Eşref Armağan'ın eseri (Fotoğraf: gzt)
Eşref Armağan, Harvard Üniversitesi tarafından çizim yapma yönteminin incelenmesi amacıyla davet edilmiştir. Bu süreçte, Manyetik Rezonans (MR) cihazına alınarak görme alanı ve beyin fonksiyonları incelenmiştir. Kendisine 20’den fazla farklı nesne verilmiş ve her birini 18 saniye dokunarak inceledikten sonra çizmesi istenmiştir. Çizimlerini tamamladığında, üniversitenin nöroloji bilim dalında görevli profesörler, bir nesneye dokunduğunda beynindeki görsel algılama bölgesinin aktif hale geldiğini gözlemlemiştir. Bu araştırma sonucunda, parmak uçlarının adeta bir görme fonksiyonu gibi çalıştığı bilimsel olarak kanıtlanmıştır.

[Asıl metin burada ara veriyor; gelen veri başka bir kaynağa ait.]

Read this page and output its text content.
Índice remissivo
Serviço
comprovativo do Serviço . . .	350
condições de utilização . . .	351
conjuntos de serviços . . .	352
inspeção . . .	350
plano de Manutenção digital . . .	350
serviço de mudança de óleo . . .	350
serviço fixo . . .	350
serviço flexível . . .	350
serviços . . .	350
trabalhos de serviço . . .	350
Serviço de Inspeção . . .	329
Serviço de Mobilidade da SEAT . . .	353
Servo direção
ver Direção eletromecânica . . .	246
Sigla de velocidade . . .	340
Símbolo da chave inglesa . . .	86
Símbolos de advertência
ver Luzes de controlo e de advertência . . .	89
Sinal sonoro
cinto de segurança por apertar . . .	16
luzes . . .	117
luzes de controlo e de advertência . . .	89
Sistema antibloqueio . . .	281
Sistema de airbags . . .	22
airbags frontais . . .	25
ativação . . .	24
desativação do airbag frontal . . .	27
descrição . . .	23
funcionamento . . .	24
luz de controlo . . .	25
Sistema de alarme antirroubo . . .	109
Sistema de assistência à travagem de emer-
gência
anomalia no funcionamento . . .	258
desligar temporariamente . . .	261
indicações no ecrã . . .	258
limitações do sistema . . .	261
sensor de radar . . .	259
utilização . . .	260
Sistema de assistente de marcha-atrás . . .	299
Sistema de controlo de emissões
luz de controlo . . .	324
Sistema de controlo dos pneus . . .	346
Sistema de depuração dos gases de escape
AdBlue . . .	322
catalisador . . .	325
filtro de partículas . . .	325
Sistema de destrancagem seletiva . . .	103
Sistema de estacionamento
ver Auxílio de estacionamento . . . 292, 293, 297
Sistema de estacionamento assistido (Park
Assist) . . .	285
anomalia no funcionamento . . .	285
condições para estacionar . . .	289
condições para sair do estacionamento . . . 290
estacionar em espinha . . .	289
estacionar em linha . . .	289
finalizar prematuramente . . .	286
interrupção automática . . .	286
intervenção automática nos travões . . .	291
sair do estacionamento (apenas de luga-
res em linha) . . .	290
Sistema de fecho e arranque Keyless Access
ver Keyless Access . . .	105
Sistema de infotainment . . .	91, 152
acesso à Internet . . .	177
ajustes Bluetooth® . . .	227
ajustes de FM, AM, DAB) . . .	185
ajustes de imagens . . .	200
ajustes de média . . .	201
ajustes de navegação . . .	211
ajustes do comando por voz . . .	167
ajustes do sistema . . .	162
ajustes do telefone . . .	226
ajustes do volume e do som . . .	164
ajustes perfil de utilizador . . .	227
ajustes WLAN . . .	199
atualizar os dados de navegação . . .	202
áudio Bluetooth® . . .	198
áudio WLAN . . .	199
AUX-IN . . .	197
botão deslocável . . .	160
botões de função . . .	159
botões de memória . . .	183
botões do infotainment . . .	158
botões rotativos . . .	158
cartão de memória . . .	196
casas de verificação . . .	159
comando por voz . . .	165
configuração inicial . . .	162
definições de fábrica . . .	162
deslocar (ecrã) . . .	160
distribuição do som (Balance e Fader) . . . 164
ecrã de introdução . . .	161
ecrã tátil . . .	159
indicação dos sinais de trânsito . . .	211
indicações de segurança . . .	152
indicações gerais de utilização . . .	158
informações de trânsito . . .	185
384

Eşref Armağan, Milli muharip uçağı KAAN'ı çiziyor (Video: Turkishaerospace)
Katkıları ve Başarıları
Eşref Armağan’ın sanatı yalnızca kendi alanındaki başarılarıyla değil, aynı zamanda toplumsal katkılarıyla da dikkat çekmektedir. Görme engelli bireylerin sanat dünyasında varlık gösterme imkanlarını artırmaya yönelik çalışmalar yapmış, bu kişilerin yaratıcı potansiyellerini ortaya koymalarını sağlamıştır. Engellilik durumunun, yaratıcılığı sınırlamadığını, aksine bazen onu özgürleştirdiğini savunmuştur. Sanatçı, engelli bireylerin sanata ve topluma katılımını teşvik eden birçok projeye imza atmış, kendi tecrübeleriyle başkalarına ilham vermiştir.